Typical that elite savarna debate on the new educational policy is focusing on the language thing and not the blatantly casteist official support of child labour disguised as vocational courses.
"kids from rural areas, many of whose parents follow these professions, will be entrapped in these jobs. The govt wants people to continue being in the same level without significant social mobility” - Prince Gajendrababu https://www.newindianexpress.com/states/tamil-nadu/2020/jul/30/how-does-new-education-policy-affect-you-2176624.html
Its not that I don't get the superficial appeal of access to vocational courses. 12 year old past me, struggling in school, would have loved to be able to drop physics for printmaking. In an ideal world its a great idea.
But equating vocational courses with academic courses means that schools with limited budgets will choose what to offer their students. And that choice will be dictated by the funders assumptions of the student demographics.
"These are all first generation poor kids of farmers. Give them vocational courses on gardening and dairy farming. No need to do calculus, aakhir koi rocket scientist toh nahin banne wala." That's the doctrine of casteism right there.
Businesses already set up NGOS under their CSR for 'youth skills development' that 'trains' children by giving them part-time employment in industries where inherited knowledge is unpaid for skill: crafts and textiles especially.
In a democracy, if each vote has equal merit and value, then every child MUST be treated as containing equal potential and entitled to equal opportunities.

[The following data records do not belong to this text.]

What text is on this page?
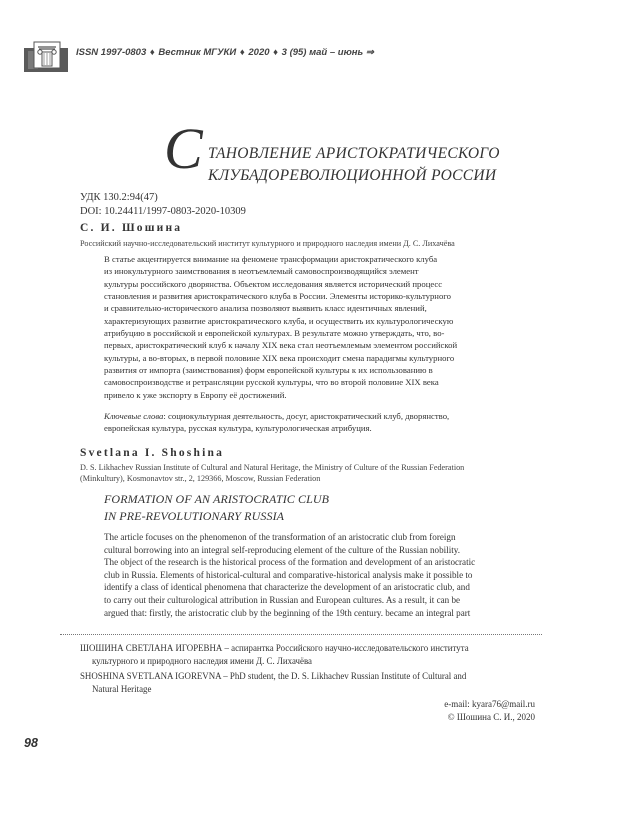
ISSN 1997-0803 ♦ Вестник МГУКИ ♦ 2020 ♦ 3 (95) май – июнь ⇒
С ТАНОВЛЕНИЕ АРИСТОКРАТИЧЕСКОГО КЛУБА ДОРЕВОЛЮЦИОННОЙ РОССИИ
УДК 130.2:94(47)
DOI: 10.24411/1997-0803-2020-10309
С. И. Шошина
Российский научно-исследовательский институт культурного и природного наследия имени Д. С. Лихачёва
В статье акцентируется внимание на феномене трансформации аристократического клуба
из инокультурного заимствования в неотъемлемый самовоспроизводящийся элемент
культуры российского дворянства. Объектом исследования является исторический процесс
становления и развития аристократического клуба в России. Элементы историко-культурного
и сравнительно-исторического анализа позволяют выявить класс идентичных явлений,
характеризующих развитие аристократического клуба, и осуществить их культурологическую
атрибуцию в российской и европейской культурах. В результате можно утверждать, что, во-
первых, аристократический клуб к началу XIX века стал неотъемлемым элементом российской
культуры, а во-вторых, в первой половине XIX века происходит смена парадигмы культурного
развития от импорта (заимствования) форм европейской культуры к их использованию в
самовоспроизводстве и ретрансляции русской культуры, что во второй половине XIX века
привело к уже экспорту в Европу её достижений.
Ключевые слова: социокультурная деятельность, досуг, аристократический клуб, дворянство,
европейская культура, русская культура, культурологическая атрибуция.
Svetlana I. Shoshina
D. S. Likhachev Russian Institute of Cultural and Natural Heritage, the Ministry of Culture of the Russian Federation
(Minkultury), Kosmonavtov str., 2, 129366, Moscow, Russian Federation
FORMATION OF AN ARISTOCRATIC CLUB
IN PRE-REVOLUTIONARY RUSSIA
The article focuses on the phenomenon of the transformation of an aristocratic club from foreign
cultural borrowing into an integral self-reproducing element of the culture of the Russian nobility.
The object of the research is the historical process of the formation and development of an aristocratic
club in Russia. Elements of historical-cultural and comparative-historical analysis make it possible to
identify a class of identical phenomena that characterize the development of an aristocratic club, and
to carry out their culturological attribution in Russian and European cultures. As a result, it can be
argued that: firstly, the aristocratic club by the beginning of the 19th century. became an integral part
ШОШИНА СВЕТЛАНА ИГОРЕВНА – аспирантка Российского научно-исследовательского института
культурного и природного наследия имени Д. С. Лихачёва
SHOSHINA SVETLANA IGOREVNA – PhD student, the D. S. Likhachev Russian Institute of Cultural and
Natural Heritage
e-mail: kyara76@mail.ru
© Шошина С. И., 2020
98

A govt that wants to funnel 6th standard kids into their future careers is creating a casteist hierarchy.
And please remember this isn't theoretical: the CBSE has been offering a variety of subjects you could give board exams in since I was in school. I remember looking the list up and wanting to sit for Music instead of Math. But schools don't offer them.
So you have to be an independent student with the open school to pick and choose subjects. Now imagine this situation from class 6 in thousands of small, criminally underfunded rural schools. Who's going to teach coding as a vocation to kids deemed 'nomadic tribes'?
Bluntly: any profession, any art form, any craft, any sport, that requires training from childhood, which you cannot achieve success at in adulthood, needs to be treated with caution and as an extra-curricular, not as school.
And until I see elite private schools offering sanitation and sewage cleaning as vocational courses I know that the underlying motivation behind even well-meaning support of this policy comes from casteist assumptions of which kids will be better at what kind of vocation.
Also, remember how Akshay Patra is making money off ofserving flavourless Brahminical midday meals? Imagine the local zamindar's wife teaching the picking course to her labourer's kids. She'd get paid, of course, not them.
Our neighbourhoods and villages and cities are already ghettoised by caste and religion. So it is very easy to identify a dominant demographic in any local school. Bad schooling starts with teachers making assumptions based on demographics.
"Isn't it better for a poor kid who would otherwise drop out of school to be trained as a plumber by the time he's 18 so he can support his family" is the "isn't it better he's not beating you where the bruises are visible" of educational rhetoric.
Who has the power? The govt.
What is the govt's responsibility? To provide equal opportunities and protect all rights for every child.
It is the govt's job to ensure no citizen is destitute, not the conscripted teenage plumber's.
What is the govt's responsibility? To provide equal opportunities and protect all rights for every child.
It is the govt's job to ensure no citizen is destitute, not the conscripted teenage plumber's.
Meanwhile, allying ableism to casteism, I just saw an argument that said there were kids who were not intellectually able to make it to college, and so funnelling them to carpentry was the humane policy.
Ableism is universal, of course, but its amazing how smoothly it mixes in with casteism (and racism) when it comes to judging intellectual capacity and the potential of individuals. See also: Victorian workhouses, child apprenticeship
Cognitive studies, psychology studies, developmental studies and pedagogy studies have all made systemic discoveries about ways to teach children. Kids aren't ever failures--its the schools they are imprisoned in which are.
Also, there is a willful misunderstanding of what schools are that drives me up the wall: schools are meant to be a way to provide childcare that socialises future citizens with certain shared, basic skills and knowledge.
Schools need to be as integrated as possible: across ability, caste, class, race, language, in order to provide the best kind of socialisation. Winnowing kids according to their 'vocational aptitude' is the opposite of integrating diversity.